Unlike any other litigation, foreclosure plaintiffs who barrel forward in slipshod fashion with flawed or no original paperwork, convoluted and confused chains of title ownership, and missing documents are not punished for abusing the judicial process with dismissals “with prejudice.”  Instead they are rewarded.  Dismissals are “without prejudice.”  Servicers get to keep getting more fees.  Plaintiff’s foreclosure mills get to file another foreclosure lawsuit and make more money.  The bank gets to widdle away any remaining equity the homeowner may still have in the property.

And what of the successful foreclosure defendant?  Does their negotiating leverage improve?  Is their loan reformed?  Are setoffs and credits calculated?  No.  But, this successful foreclosure defendant may have to defend himself multiple times, bearing the burden of the legal cost of going up against a large lending institution multiple times and being forced to advance the same proofs multiple times.

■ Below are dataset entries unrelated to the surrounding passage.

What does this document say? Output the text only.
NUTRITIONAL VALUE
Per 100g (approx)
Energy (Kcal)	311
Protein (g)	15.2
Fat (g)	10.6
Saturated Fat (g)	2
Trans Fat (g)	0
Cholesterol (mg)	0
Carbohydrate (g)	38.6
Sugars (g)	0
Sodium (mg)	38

The authors of Free Houses argue that all of this is against public policy.  Bending the rules of res judicata to avoid a windfall for homeowners only subsidizes banks’ counter-productive practices, encourages consumer fraud and leads to deadweight losses ultimately borne by taxpayers.  The authors point out that foreclosures are like devastating tsunamis that roil families and communities in their wake.  Foreclosures depress home values and tax revenues.  Foreclosures have statistically significant correlations with “depression, anxiety, suicide, cardiovascular disease and emergency-care treatment.”  I personally have had several clients who have made suicide attempts or threatened suicide due to a foreclosure.  I have seen divorces and failed businesses.  Medical events brought on by anxiety and stress are all too commonplace.  Negative credit flowing from foreclosure significantly impact the lifetime buying power of a homeowner and the ability to undertake significant purchases such as buying another house, taking out a business loan, or funding their child’s education.

Given all of this, public policy strongly favors keeping homeowners in their homes.  And if it even remains legal for vulture lenders to purchase defaulted loans for less than Fair Market Value (FMV) – a practice of dubious legality which is devoid of any social utility – the homeowner should, at a minimum, be given a First Right of Refusal (FROR) to purchase their own loan from the bank on the same terms.


From a practitioner’s perspective, I think that Ms. Megan Wachspress, Messrs. Jessie Agatstein and Christian Mott of Yale Law School have made a valuable contribution with their article.  They no doubt have bright futures ahead of them.  Until reading this article, I was unaware that Yale had a Mortgage Foreclosure Litigation Clinic -- https://www.law.yale.edu/studying-law-yale/clinical-and-experiential-learning/our-clinics/mortgage-foreclosure-litigation-clinic.  The very existence of an organization like this at one of the world’s leading educational institutions speaks to the severity of the foreclosure epidemic facing our nation and the need for reform.


[i] See Washington v. Specialized Loan Servicing, LLC (In re Washington), 2014 Bankr. LEXIS 4649 (Nov. 5, 2014), reversed on appeal, In re Washington, 2:14-cv-8063-SDW, 2015 U.S. Dist. LEXIS 105794 (N.J. Dist. Ct. Aug. 11, 2015)(slip op.)